Untreated and undiagnosed mental conditions are also affecting society in South Sudan, says Dr Garang Apiu, a general practitioner in Juba. “I have made it a mission in life to treat those who need help and those who don’t even know they need help –otherwise the remnants of this war will haunt us mentally for the rest of our lives if left unchanged,” Dr Apiu said. Cases of alcoholism, tendency towards aggressive behaviour, including domestic violence, in South Sudan may be linked to mental conditions, he believes. “PTSD and depression are hardly diagnosed due to the fact that alcoholism is not seen as an illness and neither is the tendency to violence seen as a serious manifestation of mental disorder. Mental health-linked violence has become normalised,” Dr Apiu added.

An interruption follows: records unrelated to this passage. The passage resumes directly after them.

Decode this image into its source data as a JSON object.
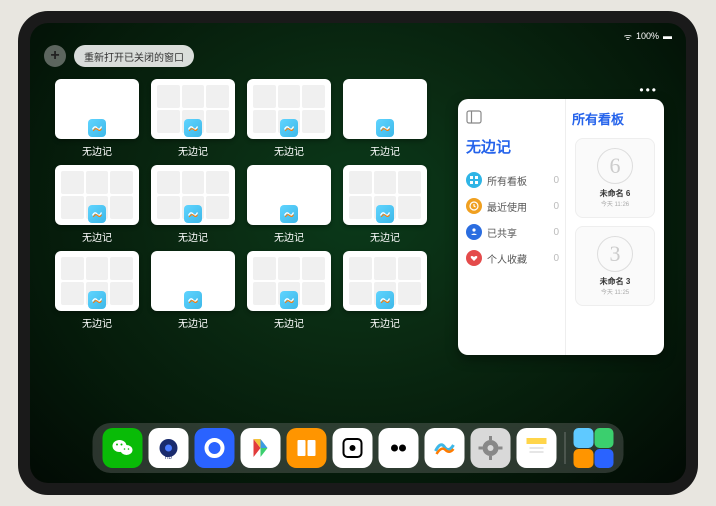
{
  "status": {
    "battery": "100%",
    "wifi": "●●●"
  },
  "topbar": {
    "plus": "+",
    "restore_label": "重新打开已关闭的窗口"
  },
  "thumbs": [
    {
      "label": "无边记",
      "variant": "blank"
    },
    {
      "label": "无边记",
      "variant": "grid"
    },
    {
      "label": "无边记",
      "variant": "grid"
    },
    {
      "label": "无边记",
      "variant": "blank"
    },
    {
      "label": "无边记",
      "variant": "grid"
    },
    {
      "label": "无边记",
      "variant": "grid"
    },
    {
      "label": "无边记",
      "variant": "blank"
    },
    {
      "label": "无边记",
      "variant": "grid"
    },
    {
      "label": "无边记",
      "variant": "grid"
    },
    {
      "label": "无边记",
      "variant": "blank"
    },
    {
      "label": "无边记",
      "variant": "grid"
    },
    {
      "label": "无边记",
      "variant": "grid"
    }
  ],
  "panel": {
    "title": "无边记",
    "right_title": "所有看板",
    "filters": [
      {
        "icon": "grid",
        "color": "#2fb5e6",
        "label": "所有看板",
        "count": 0
      },
      {
        "icon": "clock",
        "color": "#f0a020",
        "label": "最近使用",
        "count": 0
      },
      {
        "icon": "share",
        "color": "#2b6de0",
        "label": "已共享",
        "count": 0
      },
      {
        "icon": "heart",
        "color": "#e44b4b",
        "label": "个人收藏",
        "count": 0
      }
    ],
    "boards": [
      {
        "sketch": "6",
        "name": "未命名 6",
        "sub": "今天 11:26"
      },
      {
        "sketch": "3",
        "name": "未命名 3",
        "sub": "今天 11:25"
      }
    ]
  },
  "dock": {
    "apps": [
      {
        "name": "wechat",
        "bg": "#09bb07",
        "glyph": "wechat"
      },
      {
        "name": "quark-hd",
        "bg": "#ffffff",
        "glyph": "circle-blue"
      },
      {
        "name": "quark",
        "bg": "#2a63ff",
        "glyph": "circle-white"
      },
      {
        "name": "play",
        "bg": "#ffffff",
        "glyph": "play"
      },
      {
        "name": "books",
        "bg": "#ff9500",
        "glyph": "books"
      },
      {
        "name": "dice",
        "bg": "#ffffff",
        "glyph": "dice"
      },
      {
        "name": "camera-x",
        "bg": "#ffffff",
        "glyph": "two-dots"
      },
      {
        "name": "freeform",
        "bg": "#ffffff",
        "glyph": "freeform"
      },
      {
        "name": "settings",
        "bg": "#d9d9d9",
        "glyph": "gear"
      },
      {
        "name": "notes",
        "bg": "#ffffff",
        "glyph": "notes"
      }
    ]
  }
}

Yet despite the serious implications of leaving mental disorders untreated in the East and Horn of Africa, mental health services in the region are either woefully inadequate or non-existent. WHO estimates 540 million people worldwide suffer from mental health disorders, nearly 75 percent of them living in low and middle income countries. Resources to prevent, identify and treat mental health problems are particularly scarce in the African region, WHO reports, with less than 20 percent of people having access to mental health care and just one psychiatrist for one million people.
War torn South Sudan has less than a handful of trained psychiatrists working within the country, Dr Apiu said. “With the current staff we are just drops in the ocean,” he added, “within the medical community in South Sudan, few believe in the importance of this field.”

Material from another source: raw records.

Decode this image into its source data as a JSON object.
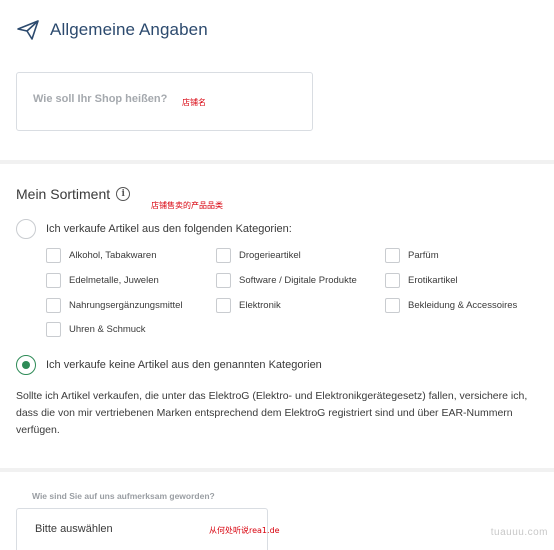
{
  "general": {
    "title": "Allgemeine Angaben",
    "shop_name_placeholder": "Wie soll Ihr Shop heißen?",
    "annotation": "店铺名"
  },
  "assortment": {
    "title": "Mein Sortiment",
    "info_icon": "i",
    "annotation": "店铺售卖的产品品类",
    "option_sells": "Ich verkaufe Artikel aus den folgenden Kategorien:",
    "option_none": "Ich verkaufe keine Artikel aus den genannten Kategorien",
    "selected_option": "none",
    "categories": [
      "Alkohol, Tabakwaren",
      "Drogerieartikel",
      "Parfüm",
      "Edelmetalle, Juwelen",
      "Software / Digitale Produkte",
      "Erotikartikel",
      "Nahrungsergänzungsmittel",
      "Elektronik",
      "Bekleidung & Accessoires",
      "Uhren & Schmuck"
    ],
    "notice": "Sollte ich Artikel verkaufen, die unter das ElektroG (Elektro- und Elektronikgerätegesetz) fallen, versichere ich, dass die von mir vertriebenen Marken entsprechend dem ElektroG registriert sind und über EAR-Nummern verfügen."
  },
  "source": {
    "label": "Wie sind Sie auf uns aufmerksam geworden?",
    "select_value": "Bitte auswählen",
    "annotation": "从何处听说rea1.de"
  },
  "watermark": "tuauuu.com",
  "colors": {
    "accent_blue": "#2c4a6e",
    "radio_green": "#2e8b57",
    "annotation_red": "#d8000c"
  },
  "icons": {
    "header": "paper-plane-icon",
    "info": "info-icon"
  }
}
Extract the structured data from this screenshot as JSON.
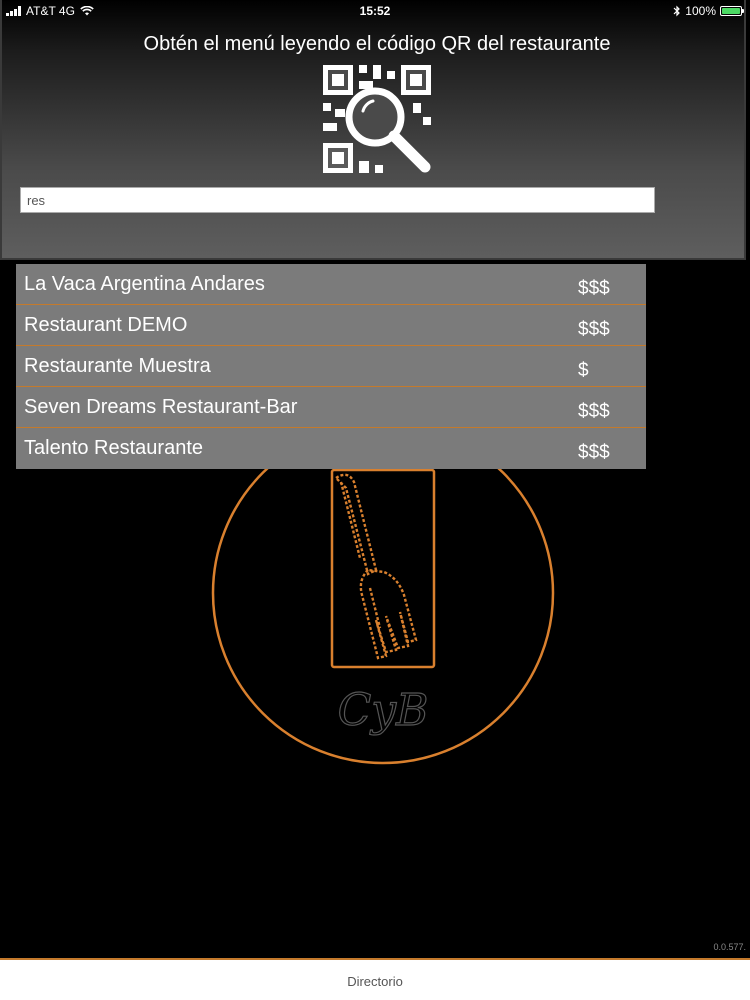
{
  "status_bar": {
    "carrier": "AT&T 4G",
    "time": "15:52",
    "battery": "100%",
    "battery_level": 1.0
  },
  "header": {
    "title": "Obtén el menú leyendo el código QR del restaurante",
    "qr_icon": "qr-search-icon"
  },
  "search": {
    "value": "res",
    "placeholder": ""
  },
  "results": [
    {
      "name": "La Vaca Argentina Andares",
      "price": "$$$"
    },
    {
      "name": "Restaurant DEMO",
      "price": "$$$"
    },
    {
      "name": "Restaurante Muestra",
      "price": "$"
    },
    {
      "name": "Seven Dreams Restaurant-Bar",
      "price": "$$$"
    },
    {
      "name": "Talento Restaurante",
      "price": "$$$"
    }
  ],
  "logo": {
    "text": "CyB",
    "icon": "fork-icon"
  },
  "version": "0.0.577.",
  "tab_bar": {
    "label": "Directorio"
  },
  "colors": {
    "accent": "#c47a2c",
    "row_bg": "#7b7b7b",
    "background": "#000000"
  }
}
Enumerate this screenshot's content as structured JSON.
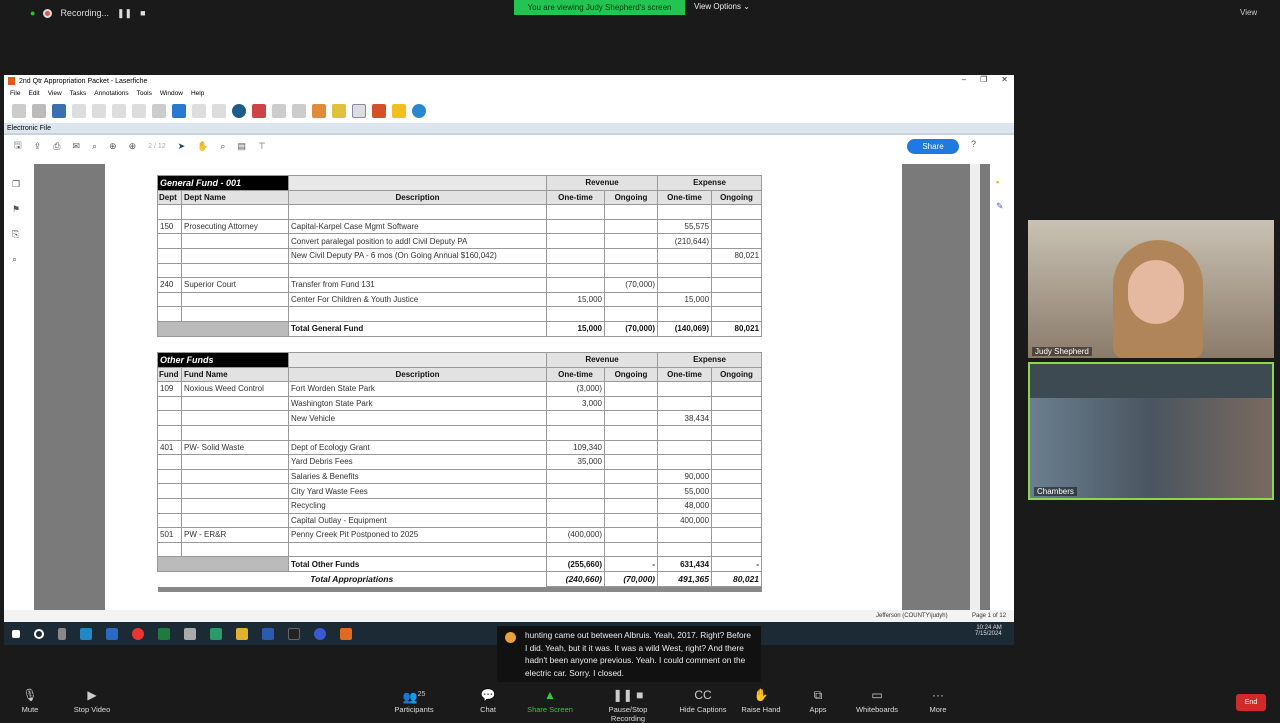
{
  "zoom_top": {
    "recording": "Recording...",
    "banner": "You are viewing Judy Shepherd's screen",
    "view_options": "View Options",
    "view": "View"
  },
  "app": {
    "title": "2nd Qtr Appropriation Packet - Laserfiche",
    "menus": [
      "File",
      "Edit",
      "View",
      "Tasks",
      "Annotations",
      "Tools",
      "Window",
      "Help"
    ],
    "panel": "Electronic File",
    "page_indicator": "2 / 12",
    "share": "Share",
    "status_user": "Jefferson (COUNTY\\judyh)",
    "status_page": "Page 1 of 12"
  },
  "general_fund": {
    "title": "General Fund - 001",
    "headers": {
      "dept": "Dept",
      "name": "Dept Name",
      "desc": "Description",
      "revenue": "Revenue",
      "expense": "Expense",
      "onetime": "One-time",
      "ongoing": "Ongoing"
    },
    "rows": [
      [
        "",
        "",
        "",
        "",
        "",
        "",
        ""
      ],
      [
        "150",
        "Prosecuting Attorney",
        "Capital-Karpel Case Mgmt Software",
        "",
        "",
        "55,575",
        ""
      ],
      [
        "",
        "",
        "Convert paralegal position to addl Civil Deputy PA",
        "",
        "",
        "(210,644)",
        ""
      ],
      [
        "",
        "",
        "New Civil Deputy PA - 6 mos (On Going Annual $160,042)",
        "",
        "",
        "",
        "80,021"
      ],
      [
        "",
        "",
        "",
        "",
        "",
        "",
        ""
      ],
      [
        "240",
        "Superior Court",
        "Transfer from Fund 131",
        "",
        "(70,000)",
        "",
        ""
      ],
      [
        "",
        "",
        "Center For Children & Youth Justice",
        "15,000",
        "",
        "15,000",
        ""
      ],
      [
        "",
        "",
        "",
        "",
        "",
        "",
        ""
      ]
    ],
    "total": [
      "Total General Fund",
      "15,000",
      "(70,000)",
      "(140,069)",
      "80,021"
    ]
  },
  "other_funds": {
    "title": "Other Funds",
    "headers": {
      "dept": "Fund",
      "name": "Fund Name",
      "desc": "Description",
      "revenue": "Revenue",
      "expense": "Expense",
      "onetime": "One-time",
      "ongoing": "Ongoing"
    },
    "rows": [
      [
        "109",
        "Noxious Weed Control",
        "Fort Worden State Park",
        "(3,000)",
        "",
        "",
        ""
      ],
      [
        "",
        "",
        "Washington State Park",
        "3,000",
        "",
        "",
        ""
      ],
      [
        "",
        "",
        "New Vehicle",
        "",
        "",
        "38,434",
        ""
      ],
      [
        "",
        "",
        "",
        "",
        "",
        "",
        ""
      ],
      [
        "401",
        "PW- Solid Waste",
        "Dept of Ecology Grant",
        "109,340",
        "",
        "",
        ""
      ],
      [
        "",
        "",
        "Yard Debris Fees",
        "35,000",
        "",
        "",
        ""
      ],
      [
        "",
        "",
        "Salaries & Benefits",
        "",
        "",
        "90,000",
        ""
      ],
      [
        "",
        "",
        "City Yard Waste Fees",
        "",
        "",
        "55,000",
        ""
      ],
      [
        "",
        "",
        "Recycling",
        "",
        "",
        "48,000",
        ""
      ],
      [
        "",
        "",
        "Capital Outlay - Equipment",
        "",
        "",
        "400,000",
        ""
      ],
      [
        "501",
        "PW - ER&R",
        "Penny Creek Pit Postponed to 2025",
        "(400,000)",
        "",
        "",
        ""
      ],
      [
        "",
        "",
        "",
        "",
        "",
        "",
        ""
      ]
    ],
    "total": [
      "Total Other Funds",
      "(255,660)",
      "-",
      "631,434",
      "-"
    ],
    "grand": [
      "Total Appropriations",
      "(240,660)",
      "(70,000)",
      "491,365",
      "80,021"
    ]
  },
  "taskbar": {
    "time": "10:24 AM",
    "date": "7/15/2024"
  },
  "caption": "hunting came out between Albruis. Yeah, 2017. Right? Before I did. Yeah, but it it was. It was a wild West, right? And there hadn't been anyone previous. Yeah. I could comment on the electric car. Sorry. I closed.",
  "videos": [
    {
      "name": "Judy Shepherd"
    },
    {
      "name": "Chambers"
    }
  ],
  "controls": {
    "mute": "Mute",
    "video": "Stop Video",
    "participants": "Participants",
    "participants_count": "25",
    "chat": "Chat",
    "share": "Share Screen",
    "recording": "Pause/Stop Recording",
    "captions": "Hide Captions",
    "raise": "Raise Hand",
    "apps": "Apps",
    "whiteboards": "Whiteboards",
    "more": "More",
    "end": "End"
  },
  "colors": {
    "banner": "#23c552",
    "share": "#1f7ae0",
    "end": "#d02a2a",
    "active_speaker": "#8ed64c"
  }
}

Since last year in South Sudan, MSF has worked with a group of government and non-government organisations to help reintegrate child soldiers in the southwestern town of Yambio back into their communities. Some communities fear accepting former child combatants into their homes and some children carry the burden of guilt about their experiences or, sometimes, about being captured and taken from their homes, says Carol Mwakio Wawuda, a psychologist with the programme. Such cases require more than individual counselling or medical attention: it takes a whole community to ensure future mental welfare.
Quite often the few mental health support services available inevitably become stretched further than planned. In Khor Waral and Kashafa Camps, Sudan, MSF services have ended up supporting six camps and the host community. “We are definitely stretched,” said Rania Abdel Kheir. “Even if mental health support is available, often it is not the right type of support,” the Mental Health Supervisor continues, “with only one psychiatrist; for instance, you cannot provide important, specialised services.”

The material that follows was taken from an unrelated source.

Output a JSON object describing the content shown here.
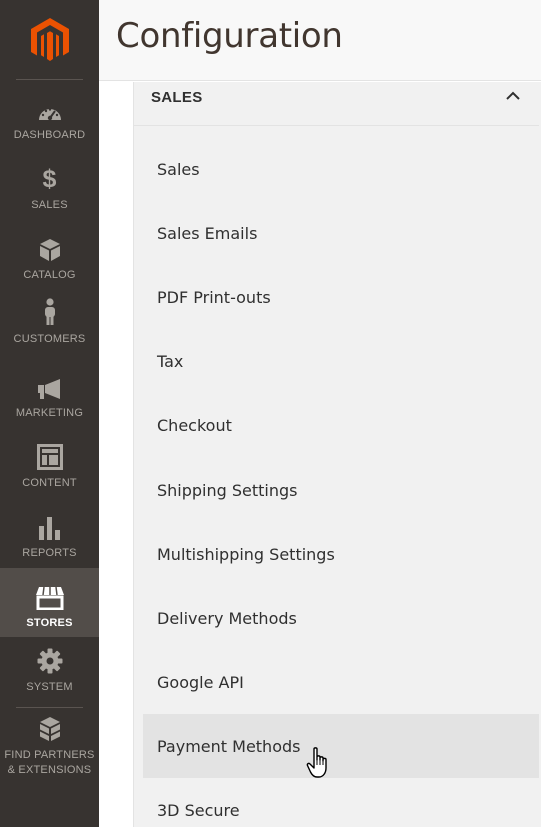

Despite these challenges, mental health support remains relatively cost-effective, according to a 2015 paperby the U.S.-based Center for Global Development. “When providing mental health and psycho-social support, we don’t need medical samples or demanding technical devices,” says Nduta’s Mental Health Activity Manager Monika Bregy. “Compared to the medical care provided in Nduta project, the costs for mental health support are minor.” Tap agrees. “It’s often more about time and patience than financial costs.”
Tap uses simple tools such as games, children’s books and toys to help children struggling with mental health issues in Malakal, South Sudan. “When you see children playing again, you can see that not all is lost.”